Sassano prende ad esempio la propria azienda: “Gli ordini si sono ridotti al 30% del preventivato, ho dovuto mettere gran parte del personale in cassa integrazione. Con i pochi che ho potuto mantenere, cerchiamo di evadere gli ordini dall’estero che sono rimasti, sperando che non li revochino, che riusciamo a spedirli e a farli arrivare nel caos di trasporti, dogane e sempre nuove restrizioni. Bisogna anche considerare che prodotti di qualità e di nicchia, direi quasi di lusso, come i nostri, in un periodo di crisi di liquidità come questo, segnano forti rallentamenti, diventano optional di cui si può fare a meno”.

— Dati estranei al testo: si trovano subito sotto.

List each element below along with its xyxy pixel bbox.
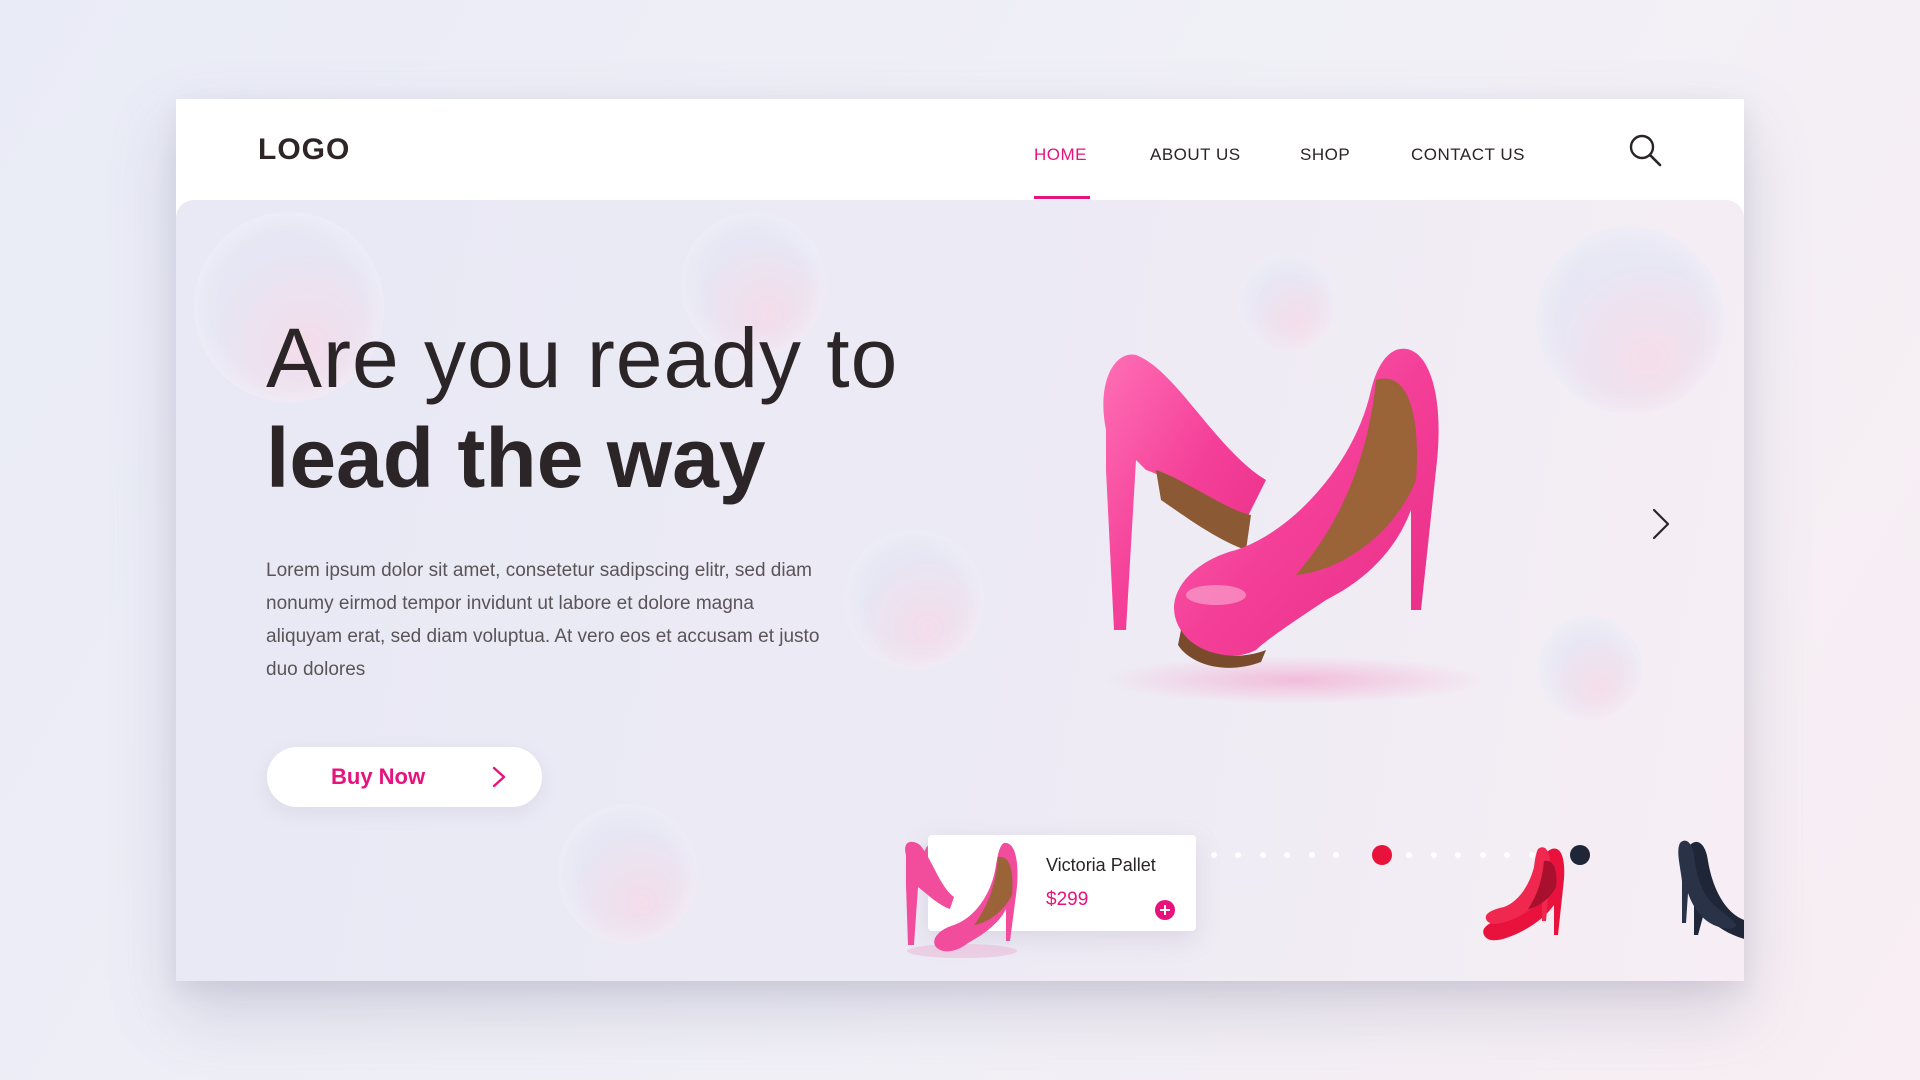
hero-shoe-image bbox=[1103, 348, 1486, 704]
decorative-bubble bbox=[558, 804, 698, 944]
search-button[interactable] bbox=[1626, 131, 1666, 171]
nav-home[interactable]: HOME bbox=[1034, 145, 1087, 165]
slider-dot[interactable] bbox=[1333, 852, 1339, 858]
buy-now-label: Buy Now bbox=[331, 764, 426, 789]
landing-page-frame: LOGO HOME ABOUT US SHOP CONTACT US Are y… bbox=[176, 99, 1744, 981]
logo[interactable]: LOGO bbox=[258, 133, 350, 167]
decorative-bubble bbox=[844, 530, 984, 670]
search-icon bbox=[1629, 134, 1662, 167]
nav-about-us[interactable]: ABOUT US bbox=[1150, 145, 1241, 165]
nav-contact-us[interactable]: CONTACT US bbox=[1411, 145, 1525, 165]
product-thumb-red[interactable] bbox=[1474, 839, 1578, 951]
slider-dot[interactable] bbox=[1235, 852, 1241, 858]
slider-dot[interactable] bbox=[1260, 852, 1266, 858]
product-thumb-navy[interactable] bbox=[1676, 835, 1744, 951]
decorative-bubble bbox=[1536, 226, 1724, 414]
slider-dot[interactable] bbox=[1455, 852, 1461, 858]
chevron-right-icon bbox=[492, 766, 506, 788]
slider-dot[interactable] bbox=[1431, 852, 1437, 858]
decorative-bubble bbox=[1538, 616, 1642, 720]
product-thumb-pink[interactable] bbox=[892, 835, 1028, 959]
slider-dot-red[interactable] bbox=[1372, 845, 1392, 865]
product-name: Victoria Pallet bbox=[1046, 855, 1156, 875]
product-price: $299 bbox=[1046, 889, 1089, 910]
slider-dot[interactable] bbox=[1211, 852, 1217, 858]
hero-headline-light: Are you ready to bbox=[266, 311, 899, 405]
slider-dot[interactable] bbox=[1406, 852, 1412, 858]
header: LOGO HOME ABOUT US SHOP CONTACT US bbox=[176, 99, 1744, 200]
slider-dot[interactable] bbox=[1309, 852, 1315, 858]
add-to-cart-icon[interactable] bbox=[1154, 899, 1176, 921]
chevron-right-icon[interactable] bbox=[1646, 504, 1676, 544]
hero-description: Lorem ipsum dolor sit amet, consetetur s… bbox=[266, 560, 820, 680]
buy-now-button[interactable]: Buy Now bbox=[267, 747, 542, 807]
hero-headline-bold: lead the way bbox=[266, 411, 766, 505]
nav-active-indicator bbox=[1034, 196, 1090, 199]
slider-dot[interactable] bbox=[1284, 852, 1290, 858]
nav-shop[interactable]: SHOP bbox=[1300, 145, 1350, 165]
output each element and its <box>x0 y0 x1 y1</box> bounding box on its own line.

Il turismo rischia un colpo da ko. “Il settore è completamente bloccato, le strutture ricettive sono chiuse e non hanno idea di quando potranno riaprire, si trovano ad affrontare una situazione che rischia di non risolversi a breve – questo il timore della vice presidente –. Altri comparti potranno ripartire non appena avranno il via libera dal governo, per il turismo è molto più complicato, qualunque previsione per il futuro al momento è impossibile. Gli albergatori denunciano di non avere prenotazioni fino alla fine dell’anno. Mi auguro che presto possiamo riaprire i ristoranti, naturalmente mantenendo le misure di sicurezza e prevenzione”.
“Anche l’internazionalizzazione delle imprese segna, per ovvie ragioni, una battuta d’arresto – continua Sassano –. Dobbiamo evitare che gli investimenti fatti in questi anni, in fiere e marketing internazionale, la fatica e l’impegno spesi per sostenere il nostro export di qualità, i nostri prodotti gourmet vada in fumo. Le imprese, anche la mia, hanno impegnato risorse ingenti, non possiamo lasciare che sia invano, penso in particolare a Canada e Stati Uniti. Ho convocato l’Osservatorio Usa per l’agroalimentare, per monitorare il mercato: è adesso, nella crisi, che dobbiamo prepararci alla ripartenza, con campagne ad hoc quando la situazione si sbloccherà. Ho riunito i partner, gli studi legali, le aziende di marketing. Non stiamo con le mani in mano, ma è difficile oggi prevedere chi riuscirà a rimanere in piedi. Intanto dobbiamo tutelare le commesse dei clienti esteri, mantenere quel che avevano acquisito. Ma si vive nell’incertezza, senza punti di riferimento perché quel che sta accadendo è senza precedenti”.
La vice presidente esprime preoccupazione anche per le startup, per i giovani che hanno investito e si sono indebitati per far partire l’attività, le tante iniziative nate negli ultimi mesi. “Le nostre aziende, aziende di produzione – evidenzia Sassano –, sono in forte difficoltà con i pagamenti e la liquidità. Hanno dovuto comprare le materie prime, il packaging, hanno avuto le uscite ma oggi si vedono annullare gli ordini e quindi non incassano. C’è un forte rischio di finire protestati dalle banche. Abbiamo bisogno che lo Stato garantisca la liquidità per mantenere le strutture aziendali aperte, arrivare vivi al di là del guado”.
Maria Teresa Sassano si augura che il Sud possa riaprire presto: “Fortunatamente in Puglia la situazione resta gestibile, non abbiamo avuto l’esplosione che avevamo temuto con l’ondata di ritorni dal Nord e dovremmo uscire dall’emergenza. Spero che tra un mese si possa riprendere, almeno parzialmente, l’attività di ristorazione, naturalmente in piena sicurezza”.